L’attitude de la jeune femme lui donne l’impression d’être un méchant flic. De jour un rôle comme un de ces troufions du FBI. Elle a le regard illuminé d’une lueur de provocation, et le rictus collé aux lèvres. La manière dont elle lui décroche un sourire, purement railleur, démontre qu’elle a ravalé sa peur, qu’elle ose l’affronter du regard. La plupart des gens qu’on amène ici se pisent littéralement dessus quand il pénètre la cellule où on les a séquestrés. Ils supplient assez rapidement. Prêt à vendre père et mère. L’instinct de survie. C’est quelque chose que le vampire peut comprendre. Il possède le même instinct. Celui qui le pousse à tuer de sang froid tous ceux qui pourraient menacer sa sécurité et celle des siens. Ce n’est pas de la cruauté juste du réalisme.
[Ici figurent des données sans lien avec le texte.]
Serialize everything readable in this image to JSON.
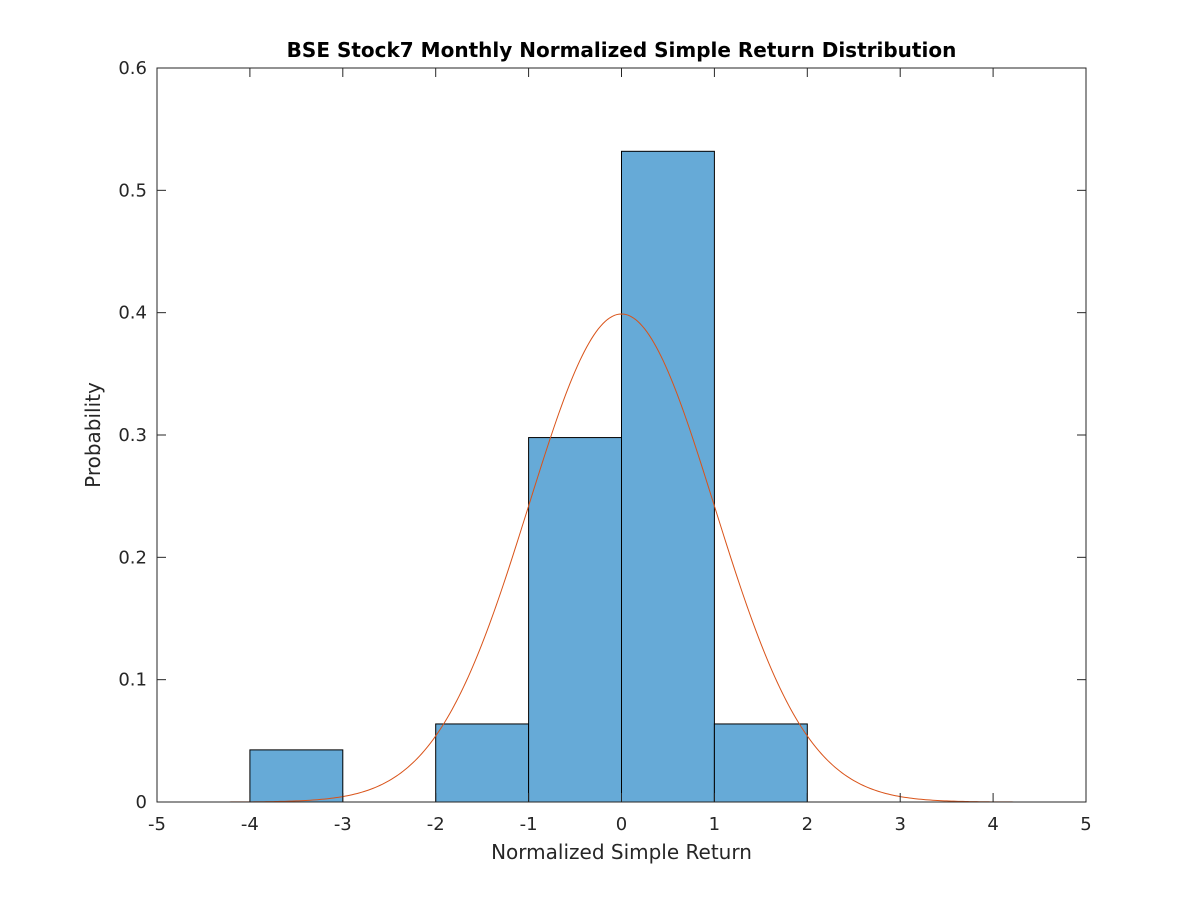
{
  "chart_data": {
    "type": "bar",
    "title": "BSE Stock7 Monthly Normalized Simple Return Distribution",
    "xlabel": "Normalized Simple Return",
    "ylabel": "Probability",
    "xlim": [
      -5,
      5
    ],
    "ylim": [
      0,
      0.6
    ],
    "xticks": [
      "-5",
      "-4",
      "-3",
      "-2",
      "-1",
      "0",
      "1",
      "2",
      "3",
      "4",
      "5"
    ],
    "yticks": [
      "0",
      "0.1",
      "0.2",
      "0.3",
      "0.4",
      "0.5",
      "0.6"
    ],
    "grid": false,
    "bins": [
      {
        "start": -4,
        "end": -3,
        "value": 0.0426
      },
      {
        "start": -3,
        "end": -2,
        "value": 0
      },
      {
        "start": -2,
        "end": -1,
        "value": 0.0638
      },
      {
        "start": -1,
        "end": 0,
        "value": 0.2979
      },
      {
        "start": 0,
        "end": 1,
        "value": 0.5319
      },
      {
        "start": 1,
        "end": 2,
        "value": 0.0638
      }
    ],
    "curve": {
      "type": "normal-pdf",
      "mean": 0,
      "std": 1,
      "range": [
        -5,
        5
      ]
    },
    "colors": {
      "bar_fill": "#66aad7",
      "bar_edge": "#000000",
      "curve": "#d95319",
      "axis": "#262626"
    }
  }
}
La sorcière ne se contente pas de sourire et de regards direct, elle insinue que ses hommes sont faibles, qu’ils méritent d’être punis, qu’elle devrait les punir. Cela fait sourire l’immortel. Il aime ce genre d’attitude. Cela ne veut pas dire qu’elle sortira vivante de la pièce pour autant. Car cette attitude si elle est appréciable, amusante, distrayante n’en demeure pas moins dangereuse. Cette fille est dangereuse. songe-t-il. Il suffit de l’écouter deux secondes pour comprendre qu’elle est indomptable, intangible. La menace opérée par les méthodes employées n’ont pas suffi à calmer ses ardeurs. Si elle ressent de la peur, elle sait bien la cacher, la distiller dans une bonne dose d’audace et de cran. Cela aurait de valeur si elle était une criminelle, cela la rendrait intéressante. Mais elle ne l’est pas. Pas de dossier judiciaire, pas de casier, aucun démêlé avec la justice d’inscrit dans les annuaires de la police. Elle n’était donc pas recrutable. Pas utilisable.
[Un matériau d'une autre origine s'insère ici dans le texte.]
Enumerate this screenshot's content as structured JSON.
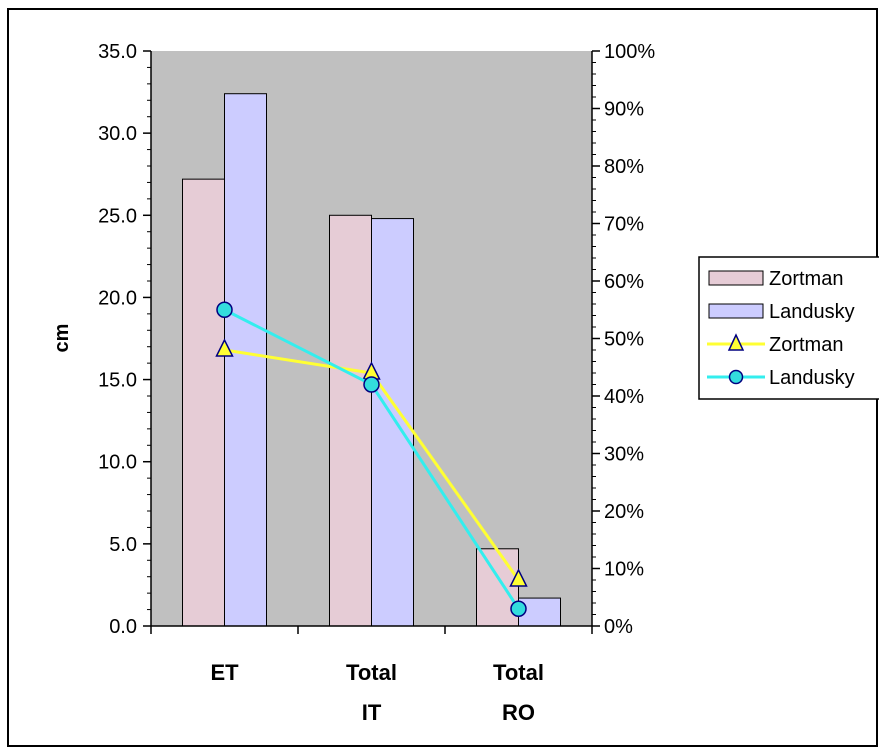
{
  "chart_data": {
    "type": "bar",
    "categories": [
      [
        "ET"
      ],
      [
        "Total",
        "IT"
      ],
      [
        "Total",
        "RO"
      ]
    ],
    "ylabel": "cm",
    "y_left": {
      "ylim": [
        0,
        35
      ],
      "ticks": [
        0,
        5,
        10,
        15,
        20,
        25,
        30,
        35
      ],
      "tick_labels": [
        "0.0",
        "5.0",
        "10.0",
        "15.0",
        "20.0",
        "25.0",
        "30.0",
        "35.0"
      ]
    },
    "y_right": {
      "ylim": [
        0,
        100
      ],
      "ticks": [
        0,
        10,
        20,
        30,
        40,
        50,
        60,
        70,
        80,
        90,
        100
      ],
      "tick_labels": [
        "0%",
        "10%",
        "20%",
        "30%",
        "40%",
        "50%",
        "60%",
        "70%",
        "80%",
        "90%",
        "100%"
      ]
    },
    "series": [
      {
        "name": "Zortman",
        "kind": "bar",
        "axis": "left",
        "values": [
          27.2,
          25.0,
          4.7
        ],
        "color": "#e6ccd6"
      },
      {
        "name": "Landusky",
        "kind": "bar",
        "axis": "left",
        "values": [
          32.4,
          24.8,
          1.7
        ],
        "color": "#ccccff"
      },
      {
        "name": "Zortman",
        "kind": "line",
        "axis": "right",
        "marker": "triangle",
        "values": [
          48,
          44,
          8
        ],
        "color": "#ffff33",
        "marker_fill": "#ffff33"
      },
      {
        "name": "Landusky",
        "kind": "line",
        "axis": "right",
        "marker": "circle",
        "values": [
          55,
          42,
          3
        ],
        "color": "#33eeee",
        "marker_fill": "#33dddd"
      }
    ],
    "plot_background": "#c0c0c0",
    "grid": false,
    "legend_position": "right"
  }
}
Le plus sage serait de l’occire murmure la voix de la raison au creux de son oreille. Le vampire sait que cela vaudrait mieux. S’il ne possède de moyen de l’influencer, de l’effrayer, comment compte-t-il au juste la faire taire ? Certes, elle n’a aucun lien avec la justice, et ne ressemble pas vraiment à une balance. Mais qui peut imaginer ce dont elle serait capable ? Toujours et encore l’instinct de survie. Il passe sa langue sur ses lèvres en l’observant silencieusement. Vint le moment de décider de son sort, et pour le moment, la balance oscille vers une mort rapide et discrète.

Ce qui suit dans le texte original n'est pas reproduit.